A frustrated Toronto resident just put giant violation notices on two billboards

If you’re driving on Bathurst Street, just north of Davenport, look up and you just might see the largest ‘Notice of Violation’ signage you may have come across.

After 15 years of complaints to City Hall falling on deaf ears, residents living in Ward 12, Toronto-St Paul’s decided to poster over two billboards they say have no permits and claim that there are dozens of additional corporate billboards around Toronto operated illegally.

This comes after one of the residents, Dave Meslin, filed a Freedom of Information request after repeatedly being told by City Hall that the signs could not be removed due to “new information.”

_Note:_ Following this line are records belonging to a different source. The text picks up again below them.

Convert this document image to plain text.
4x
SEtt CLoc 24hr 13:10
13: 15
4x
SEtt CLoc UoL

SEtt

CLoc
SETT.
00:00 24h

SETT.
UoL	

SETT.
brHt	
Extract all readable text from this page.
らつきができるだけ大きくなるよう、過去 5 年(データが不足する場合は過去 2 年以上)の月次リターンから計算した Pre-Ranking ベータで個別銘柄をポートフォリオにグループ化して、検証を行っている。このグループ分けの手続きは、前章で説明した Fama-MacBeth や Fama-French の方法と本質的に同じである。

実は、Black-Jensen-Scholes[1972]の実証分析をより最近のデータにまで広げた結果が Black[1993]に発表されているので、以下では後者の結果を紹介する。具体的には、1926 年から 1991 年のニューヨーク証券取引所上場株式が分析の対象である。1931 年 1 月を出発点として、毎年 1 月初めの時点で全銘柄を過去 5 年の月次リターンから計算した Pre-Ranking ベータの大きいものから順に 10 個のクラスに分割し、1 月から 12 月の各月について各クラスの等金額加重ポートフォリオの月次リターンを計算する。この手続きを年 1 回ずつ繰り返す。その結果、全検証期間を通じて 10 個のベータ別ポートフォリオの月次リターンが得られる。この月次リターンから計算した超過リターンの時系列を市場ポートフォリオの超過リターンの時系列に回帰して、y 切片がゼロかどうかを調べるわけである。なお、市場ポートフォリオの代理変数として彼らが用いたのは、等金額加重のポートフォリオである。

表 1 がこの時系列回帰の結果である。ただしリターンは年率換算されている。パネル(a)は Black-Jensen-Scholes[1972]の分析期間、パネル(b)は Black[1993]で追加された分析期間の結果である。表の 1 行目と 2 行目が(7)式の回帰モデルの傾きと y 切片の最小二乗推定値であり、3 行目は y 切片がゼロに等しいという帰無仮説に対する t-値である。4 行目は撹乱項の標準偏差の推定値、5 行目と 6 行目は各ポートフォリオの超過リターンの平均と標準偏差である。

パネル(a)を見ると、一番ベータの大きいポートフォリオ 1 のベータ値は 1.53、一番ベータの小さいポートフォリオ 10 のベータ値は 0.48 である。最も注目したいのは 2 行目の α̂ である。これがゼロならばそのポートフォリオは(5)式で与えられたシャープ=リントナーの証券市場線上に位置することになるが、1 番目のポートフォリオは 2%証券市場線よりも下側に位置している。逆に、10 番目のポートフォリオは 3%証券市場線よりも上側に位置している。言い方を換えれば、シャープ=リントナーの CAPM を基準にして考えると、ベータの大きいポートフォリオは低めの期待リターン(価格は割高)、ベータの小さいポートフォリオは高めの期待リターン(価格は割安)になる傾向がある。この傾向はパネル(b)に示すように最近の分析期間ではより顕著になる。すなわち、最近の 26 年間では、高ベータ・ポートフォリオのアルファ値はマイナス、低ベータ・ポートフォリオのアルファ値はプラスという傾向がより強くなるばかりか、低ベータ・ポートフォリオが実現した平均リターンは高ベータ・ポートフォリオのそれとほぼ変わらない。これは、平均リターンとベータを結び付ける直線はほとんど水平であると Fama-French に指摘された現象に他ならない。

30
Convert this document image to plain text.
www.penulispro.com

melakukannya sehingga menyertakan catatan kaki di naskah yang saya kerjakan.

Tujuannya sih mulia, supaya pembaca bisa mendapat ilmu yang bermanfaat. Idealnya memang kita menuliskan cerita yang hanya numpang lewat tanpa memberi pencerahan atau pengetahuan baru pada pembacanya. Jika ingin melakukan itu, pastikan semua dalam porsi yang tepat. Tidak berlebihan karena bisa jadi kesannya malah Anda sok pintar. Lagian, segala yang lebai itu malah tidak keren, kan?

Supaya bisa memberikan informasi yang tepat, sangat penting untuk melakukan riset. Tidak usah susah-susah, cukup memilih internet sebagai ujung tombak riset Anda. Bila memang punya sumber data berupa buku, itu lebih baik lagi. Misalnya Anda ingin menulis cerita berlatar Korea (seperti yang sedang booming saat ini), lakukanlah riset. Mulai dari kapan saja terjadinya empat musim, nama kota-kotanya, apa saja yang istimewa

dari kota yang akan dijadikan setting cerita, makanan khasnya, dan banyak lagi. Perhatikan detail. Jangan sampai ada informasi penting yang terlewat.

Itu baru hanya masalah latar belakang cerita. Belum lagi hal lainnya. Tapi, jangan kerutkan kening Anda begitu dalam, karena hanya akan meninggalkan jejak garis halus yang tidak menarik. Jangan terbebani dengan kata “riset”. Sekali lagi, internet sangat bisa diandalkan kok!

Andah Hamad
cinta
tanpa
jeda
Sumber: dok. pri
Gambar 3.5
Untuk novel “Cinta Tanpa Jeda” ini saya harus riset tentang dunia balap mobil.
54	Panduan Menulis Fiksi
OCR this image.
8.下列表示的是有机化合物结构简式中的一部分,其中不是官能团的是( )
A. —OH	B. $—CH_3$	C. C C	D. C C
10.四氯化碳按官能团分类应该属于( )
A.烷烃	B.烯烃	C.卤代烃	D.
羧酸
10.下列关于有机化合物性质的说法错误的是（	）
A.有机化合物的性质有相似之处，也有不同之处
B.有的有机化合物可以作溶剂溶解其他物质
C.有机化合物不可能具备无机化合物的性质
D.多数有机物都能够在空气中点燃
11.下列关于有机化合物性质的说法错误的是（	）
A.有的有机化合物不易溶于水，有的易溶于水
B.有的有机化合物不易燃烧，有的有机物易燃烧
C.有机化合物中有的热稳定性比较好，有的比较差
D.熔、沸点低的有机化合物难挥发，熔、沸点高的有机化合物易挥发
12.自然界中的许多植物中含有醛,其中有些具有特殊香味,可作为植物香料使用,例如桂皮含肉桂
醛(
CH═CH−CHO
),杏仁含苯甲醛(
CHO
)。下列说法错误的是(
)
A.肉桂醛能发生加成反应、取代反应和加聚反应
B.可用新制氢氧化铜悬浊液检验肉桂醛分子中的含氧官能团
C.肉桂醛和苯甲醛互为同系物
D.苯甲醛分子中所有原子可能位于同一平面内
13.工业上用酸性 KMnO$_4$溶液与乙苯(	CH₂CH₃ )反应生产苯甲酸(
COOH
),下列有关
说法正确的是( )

According to Meslin, that new information turned out to be a letter from the billboard company that outlined their arguments as to why the signs should stay up. This was the tipping point for those living in Ward 12.

“They never produced a permit, nor any evidence that a permit ever existed,” Meslin said. “We’ve completed our research and we’ve confirmed that these signs are indeed illegal.”

Calling out the billboards as being “visual pollution without a permit,” Meslin believes that the city’s public spaces should be democratically controlled by the people who inhabit the area.

“One neighbourhood may choose to have billboards (like Yonge and Dundas), while another community may choose to prioritize public art over commercial ads,” he said. “In Montréal’s Plateau neighbourhood, the elected borough council has completely banned commercial billboards and removed all the old signs.”

In a video posted on YouTube, residents calling themselves the “DIY Bylaw Enforcement Squad” can be seen making and then putting up the “Notice of Violation” billboard while Britpop band, Elastica’s Connection plays in the background.

Meslin feels that City Hall has chosen not to enforce its own bylaw and that this is an example of “bureaucratic negligence, and an abdication of responsibility.”

“These spaces belong to us, the residents of Toronto,” added Meslin. “We should be able to decide what our neighbourhoods look like — not the advertising companies.”